Ближайшая санитарная машина стояла на Холменколвайен.
Я сел в машину рядом с носилками.
Завыла сирена, и автомобиль сразу же набрал скорость. «Все в этой стране делается как надо, – думал я. – Даже сегодня… а что сегодня?.. Ах да, воскресные состязания на Холменколлене… даже сегодня на улицах, должно быть, десятки тысяч людей… даже сегодня полиция гарантирует зеленую улицу санитарной машине… Санитарная машина… и в ней Кристиан? Кристиан…»
На этот раз мы не поехали в Уллевол. В ту больницу, что всегда была для меня якорем спасения: я всегда знал, что найду там Кристиана и он сделает все необходимое.
– Кристиан… – сказал я.
Он не шелохнулся. Я не узнавал его. Его чистое волевое лицо было спокойно, словно во сне.
Я осторожно откинул с его груди шерстяное серое одеяло, которым его прикрыли санитары.
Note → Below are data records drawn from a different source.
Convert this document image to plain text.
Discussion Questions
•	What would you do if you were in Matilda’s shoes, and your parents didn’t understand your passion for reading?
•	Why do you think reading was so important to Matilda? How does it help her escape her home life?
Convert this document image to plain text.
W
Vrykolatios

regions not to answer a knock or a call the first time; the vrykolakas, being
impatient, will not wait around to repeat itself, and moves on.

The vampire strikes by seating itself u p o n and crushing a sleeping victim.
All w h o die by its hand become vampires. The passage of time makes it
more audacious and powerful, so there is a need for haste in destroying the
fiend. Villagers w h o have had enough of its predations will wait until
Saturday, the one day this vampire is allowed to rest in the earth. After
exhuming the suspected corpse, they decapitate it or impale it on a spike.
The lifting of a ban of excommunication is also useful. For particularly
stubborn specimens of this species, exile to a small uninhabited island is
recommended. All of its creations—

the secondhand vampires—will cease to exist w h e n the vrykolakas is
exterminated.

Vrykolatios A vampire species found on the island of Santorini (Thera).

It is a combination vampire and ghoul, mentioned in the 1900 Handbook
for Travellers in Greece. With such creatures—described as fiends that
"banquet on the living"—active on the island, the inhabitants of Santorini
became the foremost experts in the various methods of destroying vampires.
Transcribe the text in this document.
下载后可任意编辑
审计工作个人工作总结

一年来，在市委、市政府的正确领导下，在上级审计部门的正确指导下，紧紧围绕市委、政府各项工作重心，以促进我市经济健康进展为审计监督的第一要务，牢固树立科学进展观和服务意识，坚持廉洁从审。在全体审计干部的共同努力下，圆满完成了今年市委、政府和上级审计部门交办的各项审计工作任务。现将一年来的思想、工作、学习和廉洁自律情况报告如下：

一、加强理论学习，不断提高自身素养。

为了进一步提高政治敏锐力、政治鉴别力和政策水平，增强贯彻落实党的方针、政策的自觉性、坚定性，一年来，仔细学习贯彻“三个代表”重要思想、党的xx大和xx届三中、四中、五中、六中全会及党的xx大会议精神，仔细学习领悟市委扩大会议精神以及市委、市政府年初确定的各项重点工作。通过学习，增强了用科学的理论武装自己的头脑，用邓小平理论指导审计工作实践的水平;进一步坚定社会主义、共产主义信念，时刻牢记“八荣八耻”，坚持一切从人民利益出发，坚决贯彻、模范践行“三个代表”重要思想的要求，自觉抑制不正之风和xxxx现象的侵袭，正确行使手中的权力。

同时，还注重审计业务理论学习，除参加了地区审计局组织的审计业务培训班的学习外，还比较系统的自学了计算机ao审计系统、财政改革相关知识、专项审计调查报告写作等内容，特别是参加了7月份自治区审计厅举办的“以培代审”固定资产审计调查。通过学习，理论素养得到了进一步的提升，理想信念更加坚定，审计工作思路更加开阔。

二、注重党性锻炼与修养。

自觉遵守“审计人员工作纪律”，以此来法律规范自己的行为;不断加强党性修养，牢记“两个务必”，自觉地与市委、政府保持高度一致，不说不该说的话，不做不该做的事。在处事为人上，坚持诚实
Я увидел, откуда вышла пуля: на его груди, прямо под карманом, была приколота эмблема Общества лыжников. Я увидел отверстие с бурыми опаленными краями – оно было больше другого, того, что я обнаружил у него на спине.
Кристиан… Кристиан…
Я карабкался вверх, выбираясь из серых туч. Я рвался к чистому небу, воздуху, свету… Но тучи, сгустившись, обратились в снег. И снег душил меня, и я утонул в нем…
Темная птица взмыла со снега ввысь, и этой птицей был я. И я летел куда-то долго-долго…
– …девяносто два метра! – объявил я.
Я слышал чьи-то голоса или, может быть, это были крики восторга, потому что я пролетел так далеко. Но прислушиваться не хотелось. И снова я потонул в снегу. Потом я снова карабкался сквозь серые тучи. Где-то там, над тучами, должен же быть просвет?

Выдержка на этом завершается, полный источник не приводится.